The Killers and their addictive message

By Chris Ormond

Speaking from a snowy Cedar City in Utah, The Killers' drummer Ronnie Vanucci says he's been enjoying a rare but short break from relentless touring.

He's headed back to the band's home town of Las Vegas but says he has hardly been there over the past 12 months after recording and releasing the band's second album, Sam's Town.

After forming in 2002 the The Killers launched themselves onto the international music scene with their addictive style of rock and pop, producing instantly recognisable hits such as Mr Brightside and Somebody Told Me.

The Killers are one of the headline acts at The Big Day Out on Friday, January 19.

Vanucci says it was Europe where the music was played heavily on non-commercial radio stations that initially put them on the map and they have remained popular there ever since.

"Europe has always been a sort of slow burn for us," he says. "I think the first time we went to the UK we had songs played on satellite radio ... the first visit over there we did a week of touring and played four or five gigs and after that I think we realised that something was going to happen."

Vanucci says the band didn't even have a record deal then, but it didn't take long for offers to come in from British-based record labels.

The debut album Hot Fuss (2004) sold in its millions and when Sam's Town came out this year it more or less delivered on hopes it would be just as good.

Another clutch of pop/rock gems including the title track and When You Were Young are now cementing The Killers as one of the most popular bands around.

The band, which includes singer Brandon Flowers, guitarist Dave Keuning and bass player Mark Stoermer, had not long finished touring on the back of Hot Fuss when they hit the recording studio again in February and started over again.

"It's been pretty full on.
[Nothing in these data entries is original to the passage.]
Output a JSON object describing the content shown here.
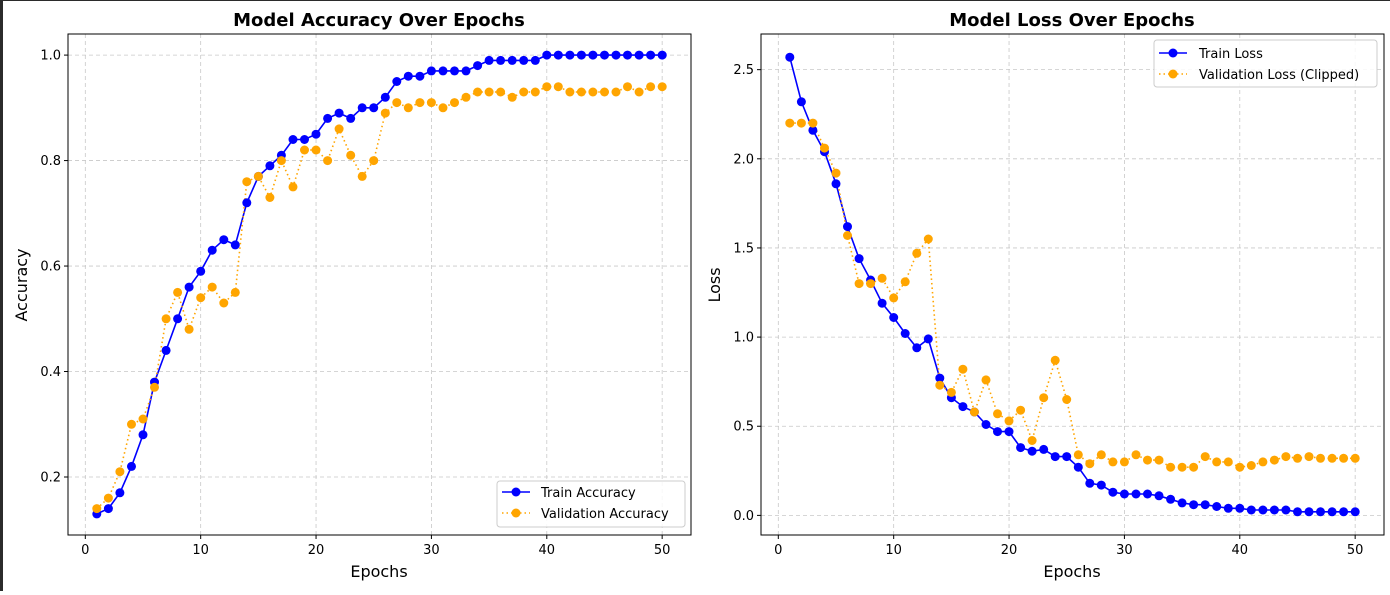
{
  "chart_data": [
    {
      "type": "line",
      "title": "Model Accuracy Over Epochs",
      "xlabel": "Epochs",
      "ylabel": "Accuracy",
      "xlim": [
        -1.5,
        52.5
      ],
      "ylim": [
        0.09,
        1.04
      ],
      "xticks": [
        0,
        10,
        20,
        30,
        40,
        50
      ],
      "yticks": [
        0.2,
        0.4,
        0.6,
        0.8,
        1.0
      ],
      "xtick_labels": [
        "0",
        "10",
        "20",
        "30",
        "40",
        "50"
      ],
      "ytick_labels": [
        "0.2",
        "0.4",
        "0.6",
        "0.8",
        "1.0"
      ],
      "grid": true,
      "legend_position": "lower-right",
      "x": [
        1,
        2,
        3,
        4,
        5,
        6,
        7,
        8,
        9,
        10,
        11,
        12,
        13,
        14,
        15,
        16,
        17,
        18,
        19,
        20,
        21,
        22,
        23,
        24,
        25,
        26,
        27,
        28,
        29,
        30,
        31,
        32,
        33,
        34,
        35,
        36,
        37,
        38,
        39,
        40,
        41,
        42,
        43,
        44,
        45,
        46,
        47,
        48,
        49,
        50
      ],
      "series": [
        {
          "name": "Train Accuracy",
          "color": "#0000ff",
          "linestyle": "solid",
          "values": [
            0.13,
            0.14,
            0.17,
            0.22,
            0.28,
            0.38,
            0.44,
            0.5,
            0.56,
            0.59,
            0.63,
            0.65,
            0.64,
            0.72,
            0.77,
            0.79,
            0.81,
            0.84,
            0.84,
            0.85,
            0.88,
            0.89,
            0.88,
            0.9,
            0.9,
            0.92,
            0.95,
            0.96,
            0.96,
            0.97,
            0.97,
            0.97,
            0.97,
            0.98,
            0.99,
            0.99,
            0.99,
            0.99,
            0.99,
            1.0,
            1.0,
            1.0,
            1.0,
            1.0,
            1.0,
            1.0,
            1.0,
            1.0,
            1.0,
            1.0
          ]
        },
        {
          "name": "Validation Accuracy",
          "color": "#ffa500",
          "linestyle": "dotted",
          "values": [
            0.14,
            0.16,
            0.21,
            0.3,
            0.31,
            0.37,
            0.5,
            0.55,
            0.48,
            0.54,
            0.56,
            0.53,
            0.55,
            0.76,
            0.77,
            0.73,
            0.8,
            0.75,
            0.82,
            0.82,
            0.8,
            0.86,
            0.81,
            0.77,
            0.8,
            0.89,
            0.91,
            0.9,
            0.91,
            0.91,
            0.9,
            0.91,
            0.92,
            0.93,
            0.93,
            0.93,
            0.92,
            0.93,
            0.93,
            0.94,
            0.94,
            0.93,
            0.93,
            0.93,
            0.93,
            0.93,
            0.94,
            0.93,
            0.94,
            0.94
          ]
        }
      ]
    },
    {
      "type": "line",
      "title": "Model Loss Over Epochs",
      "xlabel": "Epochs",
      "ylabel": "Loss",
      "xlim": [
        -1.5,
        52.5
      ],
      "ylim": [
        -0.11,
        2.7
      ],
      "xticks": [
        0,
        10,
        20,
        30,
        40,
        50
      ],
      "yticks": [
        0.0,
        0.5,
        1.0,
        1.5,
        2.0,
        2.5
      ],
      "xtick_labels": [
        "0",
        "10",
        "20",
        "30",
        "40",
        "50"
      ],
      "ytick_labels": [
        "0.0",
        "0.5",
        "1.0",
        "1.5",
        "2.0",
        "2.5"
      ],
      "grid": true,
      "legend_position": "upper-right",
      "x": [
        1,
        2,
        3,
        4,
        5,
        6,
        7,
        8,
        9,
        10,
        11,
        12,
        13,
        14,
        15,
        16,
        17,
        18,
        19,
        20,
        21,
        22,
        23,
        24,
        25,
        26,
        27,
        28,
        29,
        30,
        31,
        32,
        33,
        34,
        35,
        36,
        37,
        38,
        39,
        40,
        41,
        42,
        43,
        44,
        45,
        46,
        47,
        48,
        49,
        50
      ],
      "series": [
        {
          "name": "Train Loss",
          "color": "#0000ff",
          "linestyle": "solid",
          "values": [
            2.57,
            2.32,
            2.16,
            2.04,
            1.86,
            1.62,
            1.44,
            1.32,
            1.19,
            1.11,
            1.02,
            0.94,
            0.99,
            0.77,
            0.66,
            0.61,
            0.58,
            0.51,
            0.47,
            0.47,
            0.38,
            0.36,
            0.37,
            0.33,
            0.33,
            0.27,
            0.18,
            0.17,
            0.13,
            0.12,
            0.12,
            0.12,
            0.11,
            0.09,
            0.07,
            0.06,
            0.06,
            0.05,
            0.04,
            0.04,
            0.03,
            0.03,
            0.03,
            0.03,
            0.02,
            0.02,
            0.02,
            0.02,
            0.02,
            0.02
          ]
        },
        {
          "name": "Validation Loss (Clipped)",
          "color": "#ffa500",
          "linestyle": "dotted",
          "values": [
            2.2,
            2.2,
            2.2,
            2.06,
            1.92,
            1.57,
            1.3,
            1.3,
            1.33,
            1.22,
            1.31,
            1.47,
            1.55,
            0.73,
            0.69,
            0.82,
            0.58,
            0.76,
            0.57,
            0.53,
            0.59,
            0.42,
            0.66,
            0.87,
            0.65,
            0.34,
            0.29,
            0.34,
            0.3,
            0.3,
            0.34,
            0.31,
            0.31,
            0.27,
            0.27,
            0.27,
            0.33,
            0.3,
            0.3,
            0.27,
            0.28,
            0.3,
            0.31,
            0.33,
            0.32,
            0.33,
            0.32,
            0.32,
            0.32,
            0.32
          ]
        }
      ]
    }
  ]
}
We made the record and just continued with touring," Vanucci says.

The bulk of the shows were in Europe, where fans were pleased to have them back, but there were also plenty of shows in their home country.

Las Vegas is famous around the world for several reasons, but music is not one of them.

It may be the reason The Killers and the casino capital of the world are often mentioned in the same breath, but Vanucci says it's an ever changing city and things are likely to change.

A relatively new Las Vegas band called Panic! at the Disco? have also started making waves.

"Other than that it doesn't have much music history," Vanucci says. "But it's becoming a bigger city ... it's growing, and obviously with more people and more call for entertainment something has to give."

Having never been to New Zealand hasn't stopped The Killers landing one of the main slots at the Big Day Out in Auckland on January 19 and it's a trip they are looking forward to.

It's a tour that's regarded highly by northern hemisphere bands and they generally have plenty of fun in between playing to tens of thousands of people in the often stifling heat of Auckland and Australia's five main centres.

Vanucci says he had a friend who lived in Christchurch as part of a high school exchange and the pictures he had seen were the only indication as to what it was like.

"I'm actually really anxious to get to New Zealand," he says.

The Vegas boys won't get much of a chance to look around though, with just one day in between the next Big Day Out on Australia's Gold Coast.

Vanucci says the schedule is not likely to get much lighter further into the new year.

It means taking the time to lay the foundations for a new album could still be a way off.

"I think there is a lot of touring planned for 2007 and I think 2008 might be a realistic time to get into a third record," Vanucci says.